Il prossimo 19 gennaio, nell’aula del gup del tribunale di Lecce, riecheggeranno i rumori delle pistolettate e prenderanno vita le ombre dei delitti di mafia che tra il 1989 e il 1991 hanno insanguinato Taranto e la sua provincia nella faida tra clan rivali che contò 160 morti ammazzati. Al quarto piano del Palazzo di giustizia leccese, la giudice Giulia Proto riaprirà gli atti su un delitto avvenuto ben 33 anni fa. 
Alla sbarra ci sarà uno dei protagonisti di quella guerra spietata: il manduriano Massimo Cinieri, detto “Massimino molletta”, personaggio di spicco della Sacra corona unita, tra i primi collaboratori di giustizia dell’epoca le cui dichiarazioni diedero una spallata alla malavita organizzata di tutto il nord Salento, consentendo agli inquirenti di individuare i responsabili di molti assassini rimasti sino ad allora impuniti.

Cosa successe

Per uno di questi ora il 55enne pentito rischia il processo a più di 33 anni dalla morte della vittima, l’imprenditore di San Giorgio Ionico, Gaetano Fina, assassinato l’11 luglio del 1989 nel suo comune di residenza.

Difeso dal suo avvocato di fiducia Giuseppe Bucciante del foro di Roma, Cinieri, che dal 2001 gode di un programma di protezione in una località segreta, deve rispondere di concorso in omicidio aggravato da futili motivi, reati per i quali rischia di essere processato per un delitto che ha già confessato all’epoca del suo pentimento.

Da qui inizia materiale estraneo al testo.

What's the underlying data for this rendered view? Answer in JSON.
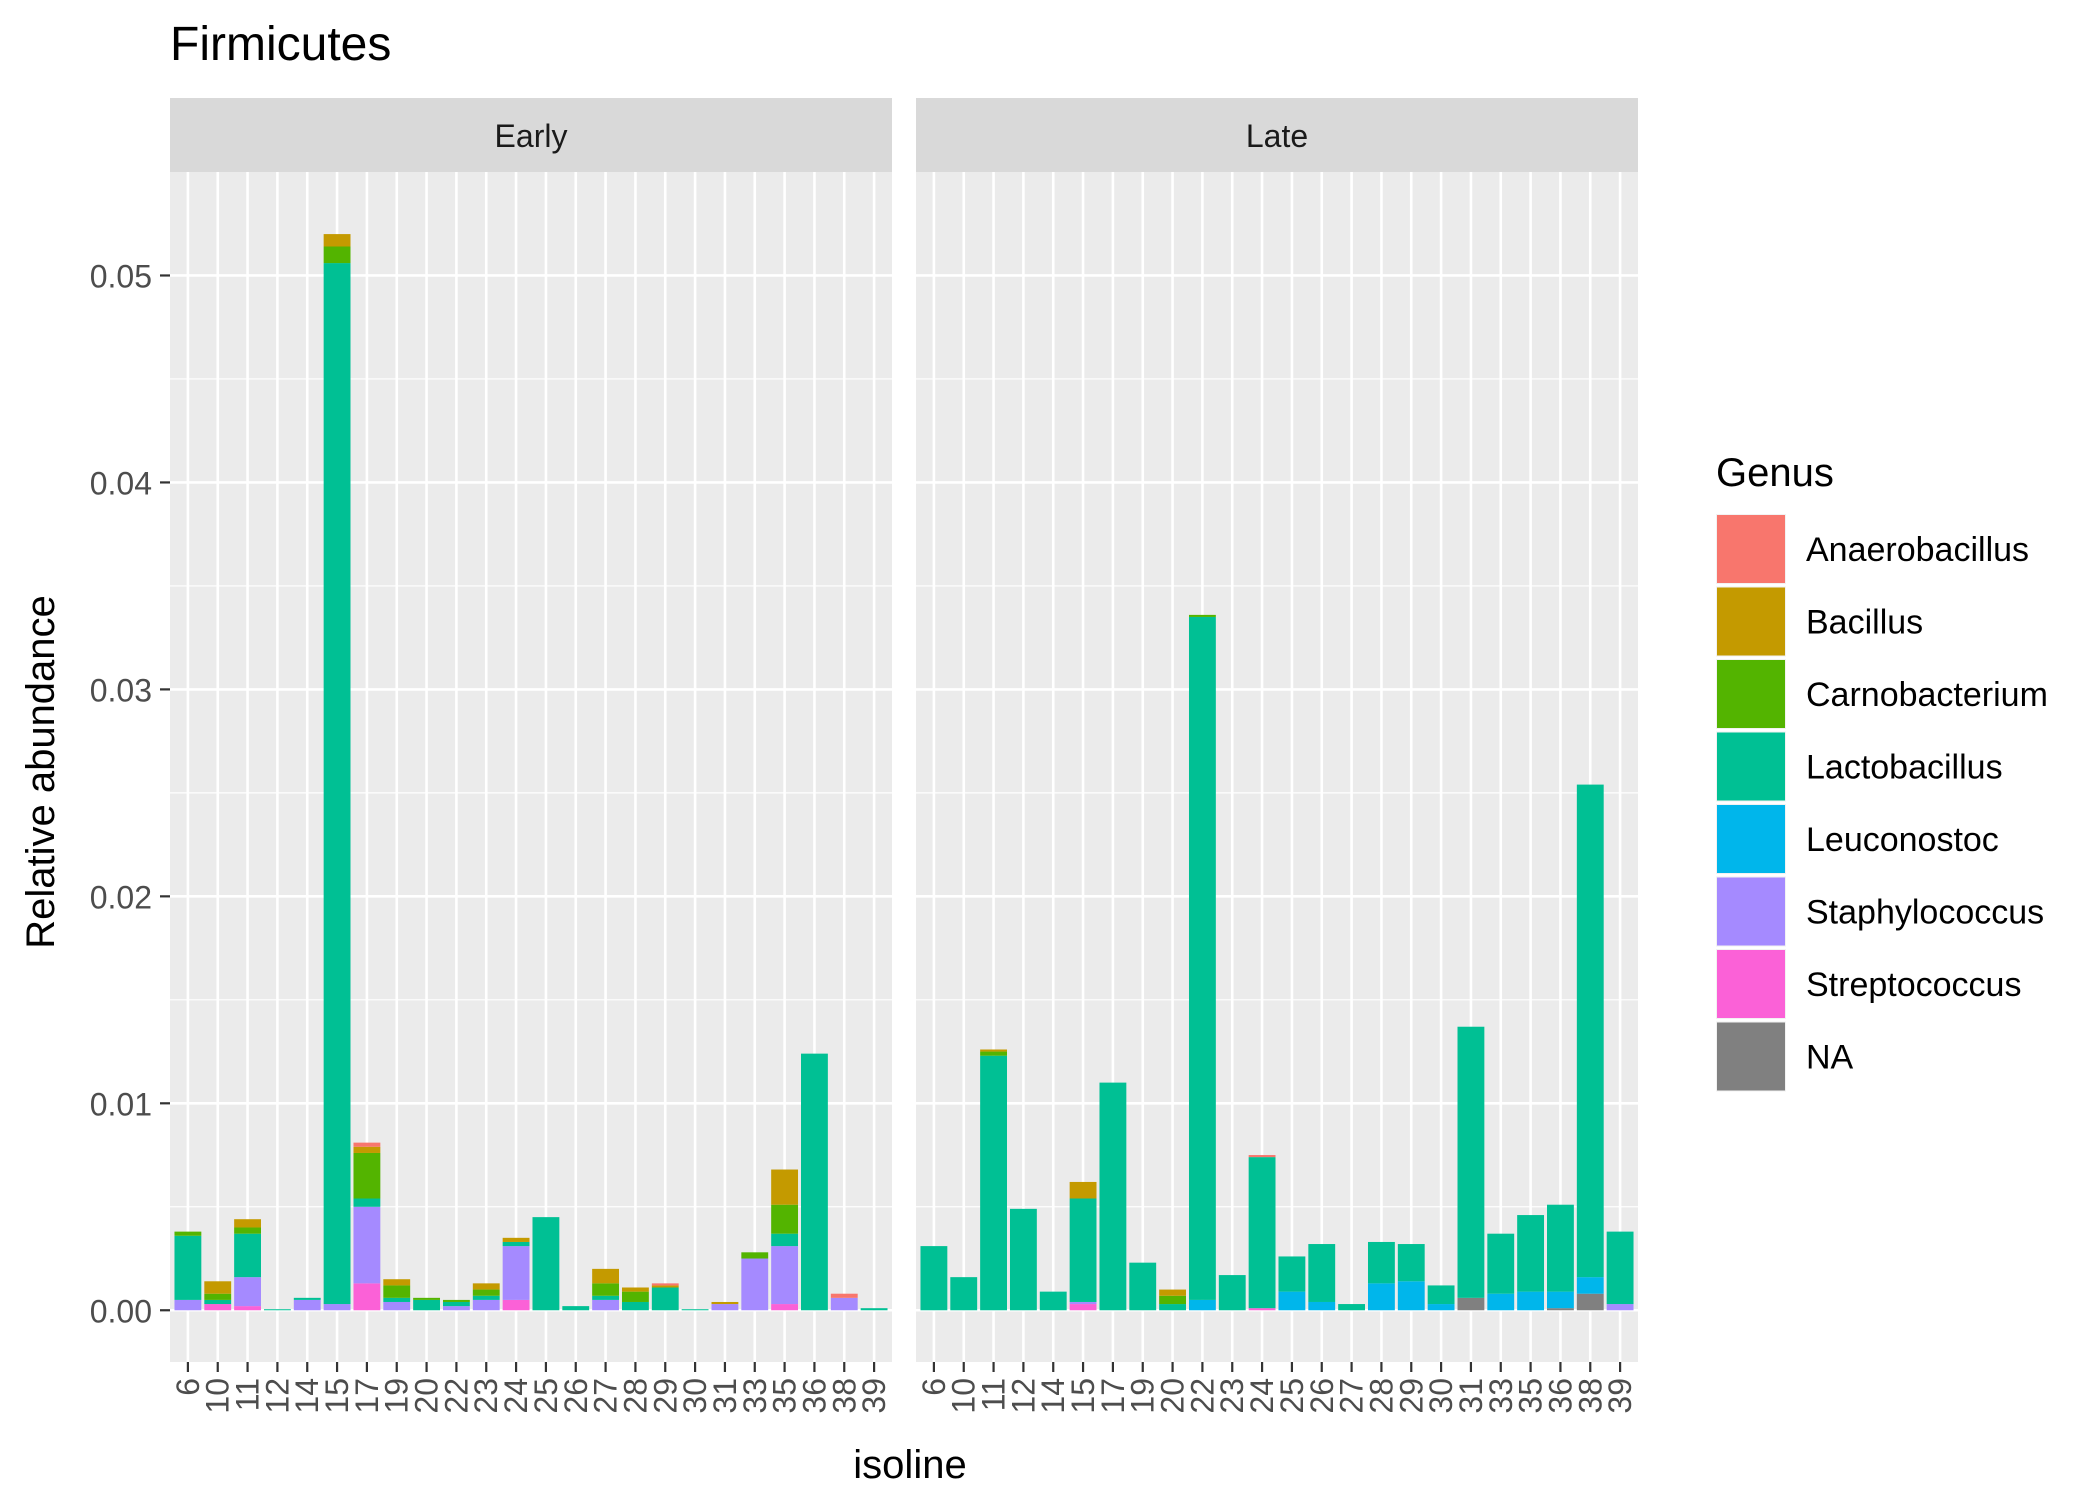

A chiedere il rinvio a giudizio per Massimo Cinieri, originario di Francavilla Fontana, è stato il procuratore aggiunto della Dda di Lecce, Guglielmo Cataldi, lo stesso che nel 2001 raccolse le sue prime dichiarazioni di corresponsabilità tra cui l’omicidio di Fina, all’indomani del primo grado del processone nato dall’operazione antimafia denominata “Oriente”. La pubblica accusa ha depositato agli atti tre verbali di interrogatorio del pentito e l’informativa della sezione anticrimine del Ros dei carabinieri di Lecce sui riscontri alle dichiarazioni rese dal collaboratore di giustizia. 

Dalle risultanze investigative di allora e dalle stesse ammissioni di Cinieri, emergeva l’interesse della criminalità per gli affari legati agli appalti con le pubbliche amministrazioni e a quanto pare, fu proprio il controllo su alcuni lavori in quell’ambito il movente del delitto Fina, titolare di una ditta di scavi e movimento terra, che avrebbe pagato con la vita l’aver messo le mani su alcuni appalti che interessavano ad amici del clan dominante su quel territorio di San Giorgio Ionico. 

La ricostruzione

Dalla ricostruzione del delitto, fatta dai carabinieri lo stesso giorno in cui fu commesso, viene fuori la seguente scena. Poco dopo le tredici dell’11 luglio del 1989, in una strada in pieno centro urbano di San Giorgio Ionico, una Fiat Uno di colore blu con a bordo due persone si avvicinò all’auto guidata dall’imprenditore Fina. Uno dei due killer scese dalla macchina e freddò la vittima esplodendogli contro quattro colpi di pistola calibro 38 a canna lunga, poi salì sull’auto che si allontanò in direzione Monteiasi. Alla scena assistettero tre persone che dopo l’interrogatorio furono arrestati per favoreggiamento. 
Secondo gli inquirenti non raccontarono la verità. In tutti e tre i verbali di confessione, «molletta» riconobbe la sua responsabilità e quella di chi lo accompagnava per quel delitto e alla domanda del pubblico ministero Cataldi sul motivo, Cinieri rispose: «per dei problemi per degli appalti» che avrebbero interessato imprese vicine alla malavita. 
La prima conferma sull’appartenenza di Cinieri alla sacra corona unita con il ruolo di «luogotenente» per la zona di Manduria, Sava ed altri centri della fascia orientale di Taranto, risale al 5 giugno del 1995 quando i carabinieri di Francavilla Fontana vennero in possesso di una «sfoglia» (pizzino) che autorizzava il destinatario a «farsi un movimento di Santa» (rito di affiliazione alla scu), inserendo tra i mittenti i nomi di Pino Rogoli, Massimo Cinieri, Massimo Pasimeni e Antonio Vitale, il primo fondatore e gli altri capibastone della quarta mafia.